Mercredi 14 mars 2018
Le mystère Bouteflika : Lisez quelques extraits
Extrait 1
Le vieil homme demande l’heure. Sa voix est à peine audible, bien qu’amplifiée par un microphone accroché derrière son oreille.
À la télévision, on ne parle que du chanteur Johnny Hallyday, mort dans la matinée. La visite du président français Emmanuel Macron à Alger est éclipsée.
― Dix heures trente, Monsieur le Président !
Il lui parvient le bruit des vagues et la discrète senteur des fleurs. Ses seules vraies compagnes depuis qu’il n’est plus qu’un personnage impotent, amorphe, s’obligeant à une double vie, celle, réelle, du malade qu’il est, une vie morose et douloureuse, et celle, factice, fabriquée de toutes pièces, du président qu’il continue, obstinément, à vouloir être.
― On a encore le temps, dit Saïd.
― Combien de temps ?
― Il viendra à 16 h 30.
Il a le temps, en effet. Il n’a même que ça depuis des années. Du temps pour rien. Du temps à regarder passer le temps. Il ne se doutait pas que c’était tellement triste de vieillir. Ceux qui ont eu une existence banale ne mesurent pas la tragédie ; pour eux, vieillir, ce n’est que le déclin naturel d’une vie sans éclats. Mais vieillir quand on a tant exulté, vieillir quand on s’est si longtemps oublié dans l’illusion de l’immortalité, quand on a côtoyé tant de grandes figures et vécu ce que l’homme peut connaître de plus prestigieux, vieillir devient alors comme une injustice divine. Pourquoi connaître tant de gloire, Dieu, pour si peu de jeunesse ?

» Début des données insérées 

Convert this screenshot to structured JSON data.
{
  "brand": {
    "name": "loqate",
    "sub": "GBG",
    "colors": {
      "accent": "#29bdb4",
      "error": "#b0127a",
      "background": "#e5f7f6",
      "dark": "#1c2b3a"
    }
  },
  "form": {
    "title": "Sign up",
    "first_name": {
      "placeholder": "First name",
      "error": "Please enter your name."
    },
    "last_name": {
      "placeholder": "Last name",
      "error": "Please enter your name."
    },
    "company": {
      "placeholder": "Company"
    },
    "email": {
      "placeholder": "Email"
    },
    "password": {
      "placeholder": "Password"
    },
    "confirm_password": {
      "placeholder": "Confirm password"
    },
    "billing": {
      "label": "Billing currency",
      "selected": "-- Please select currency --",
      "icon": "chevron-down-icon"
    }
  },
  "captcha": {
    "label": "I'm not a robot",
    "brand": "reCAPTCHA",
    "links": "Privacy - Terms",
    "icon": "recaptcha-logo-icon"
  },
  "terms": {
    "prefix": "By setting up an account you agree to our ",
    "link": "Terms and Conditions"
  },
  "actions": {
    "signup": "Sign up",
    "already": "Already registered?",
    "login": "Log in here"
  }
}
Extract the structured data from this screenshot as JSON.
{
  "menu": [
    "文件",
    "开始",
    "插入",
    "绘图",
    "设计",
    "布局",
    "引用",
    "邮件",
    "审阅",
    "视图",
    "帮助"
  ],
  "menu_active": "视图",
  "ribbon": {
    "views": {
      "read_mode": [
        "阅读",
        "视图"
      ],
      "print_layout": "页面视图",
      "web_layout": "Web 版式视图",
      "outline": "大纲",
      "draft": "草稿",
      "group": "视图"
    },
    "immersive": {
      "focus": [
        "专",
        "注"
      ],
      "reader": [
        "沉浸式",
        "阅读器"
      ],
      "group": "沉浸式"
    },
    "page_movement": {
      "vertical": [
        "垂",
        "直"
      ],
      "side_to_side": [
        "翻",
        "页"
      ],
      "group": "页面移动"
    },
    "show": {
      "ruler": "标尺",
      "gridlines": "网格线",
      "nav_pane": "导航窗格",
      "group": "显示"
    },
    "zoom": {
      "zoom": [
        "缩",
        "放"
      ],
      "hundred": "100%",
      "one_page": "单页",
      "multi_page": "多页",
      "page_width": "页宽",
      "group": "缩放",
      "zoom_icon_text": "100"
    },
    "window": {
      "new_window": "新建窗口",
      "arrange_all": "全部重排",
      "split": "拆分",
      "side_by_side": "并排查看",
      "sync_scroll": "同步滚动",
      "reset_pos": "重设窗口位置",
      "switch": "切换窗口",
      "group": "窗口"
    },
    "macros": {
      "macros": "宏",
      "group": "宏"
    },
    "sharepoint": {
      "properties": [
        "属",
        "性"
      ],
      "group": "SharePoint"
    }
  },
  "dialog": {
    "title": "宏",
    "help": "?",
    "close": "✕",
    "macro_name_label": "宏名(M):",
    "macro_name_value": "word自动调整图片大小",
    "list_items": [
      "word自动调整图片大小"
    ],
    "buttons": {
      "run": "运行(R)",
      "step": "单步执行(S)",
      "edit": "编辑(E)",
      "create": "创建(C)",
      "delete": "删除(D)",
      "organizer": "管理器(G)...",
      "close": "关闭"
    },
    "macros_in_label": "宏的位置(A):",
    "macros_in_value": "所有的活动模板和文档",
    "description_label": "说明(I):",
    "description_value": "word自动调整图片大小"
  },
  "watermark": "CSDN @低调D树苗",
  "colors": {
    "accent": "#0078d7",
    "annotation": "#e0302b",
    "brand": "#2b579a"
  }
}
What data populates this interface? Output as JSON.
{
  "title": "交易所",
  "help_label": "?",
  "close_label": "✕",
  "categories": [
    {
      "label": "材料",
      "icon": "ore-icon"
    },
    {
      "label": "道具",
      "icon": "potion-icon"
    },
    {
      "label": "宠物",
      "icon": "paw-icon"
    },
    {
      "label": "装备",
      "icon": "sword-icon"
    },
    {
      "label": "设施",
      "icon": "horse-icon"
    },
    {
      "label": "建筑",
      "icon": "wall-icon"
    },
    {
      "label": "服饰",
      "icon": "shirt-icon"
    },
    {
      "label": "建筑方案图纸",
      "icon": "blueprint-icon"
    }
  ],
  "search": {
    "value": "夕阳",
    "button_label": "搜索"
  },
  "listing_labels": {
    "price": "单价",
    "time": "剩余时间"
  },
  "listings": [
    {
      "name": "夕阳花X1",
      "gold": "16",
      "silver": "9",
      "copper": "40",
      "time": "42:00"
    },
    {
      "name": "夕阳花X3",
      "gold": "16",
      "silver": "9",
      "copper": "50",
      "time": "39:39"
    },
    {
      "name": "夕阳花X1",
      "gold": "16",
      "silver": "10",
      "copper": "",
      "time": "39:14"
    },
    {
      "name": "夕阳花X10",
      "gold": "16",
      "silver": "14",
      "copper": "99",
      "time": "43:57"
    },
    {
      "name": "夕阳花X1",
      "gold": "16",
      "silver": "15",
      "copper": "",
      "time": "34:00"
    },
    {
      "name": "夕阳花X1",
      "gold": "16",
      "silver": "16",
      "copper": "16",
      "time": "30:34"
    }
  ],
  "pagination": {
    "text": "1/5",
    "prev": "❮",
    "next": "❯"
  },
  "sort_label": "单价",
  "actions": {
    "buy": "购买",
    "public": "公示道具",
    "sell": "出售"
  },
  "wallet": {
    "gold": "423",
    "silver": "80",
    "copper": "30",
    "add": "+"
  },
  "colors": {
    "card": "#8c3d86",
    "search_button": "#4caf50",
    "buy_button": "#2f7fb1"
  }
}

Sa jeunesse, il l’a épuisée dans l’interminable guerre contre les chefs militaires qui ont constamment fait obstacle à ses ambitions de pouvoir. Quarante ans qu’il livre bataille pour être roi en république. Plus de soixante années qu’il en rêve ! Depuis le temps où, dans sa chère ville d’Oujda, il partageait ses journées entre le lycée Abdelmoumène, le café Ennour et les quartiers européens qui le captivaient. Oujda, en cette fin d’année 1954, portait encore les cicatrices des violentes émeutes populaires qui l’avaient endeuillée un an plus tôt. Le Maroc, sous protectorat français, revendiquait, dans un climat d’insurrection, le retour du roi Mohamed V, déposé par l’occupant avec l’aide du Glaoui de Marrakech qui plaça un proche, Mohammed Ibn Arafa, sur le trône.
Abdelaziz vivait les événements avec émotion, ne s’interdisant toutefois pas de se promener, avec son ami Chakib, dans la partie européenne de la ville, s’extasiant devant le luxe colonial, s’attardant devant le parc René Maître et son splendide plan d’eau, la place De Gaulle et sa superbe fontaine, les terrasses du Café Simon où se retrouvaient ces colons si gais et si volubiles et dont les deux adolescents enviaient le mode de vie, la puissance, la richesse, le monde magique où s’élevait tout ce que les autochtones n’avaient pas, les boutiques luxueuses de la rue du maréchal Bugeaud et son bazar Verney, les maisons cossues et les belles vitrines de l’avenue de France. Ils n’oubliaient pas de bifurquer, au retour, par les Galeries Lafayette de Paris, territoire des belles femmes françaises décomplexées qui peuplaient alors leur imaginaire d’adolescents. Ils s’oubliaient au spectacle de cette communauté qui disposait des deux piliers d’une vie réussie : l’argent et le pouvoir. Ils découvraient le privilège des dominants. Rien à voir avec la condition des indigènes, ou de ces juifs pauvres qui s’entassaient dans le bidonville du Mellah.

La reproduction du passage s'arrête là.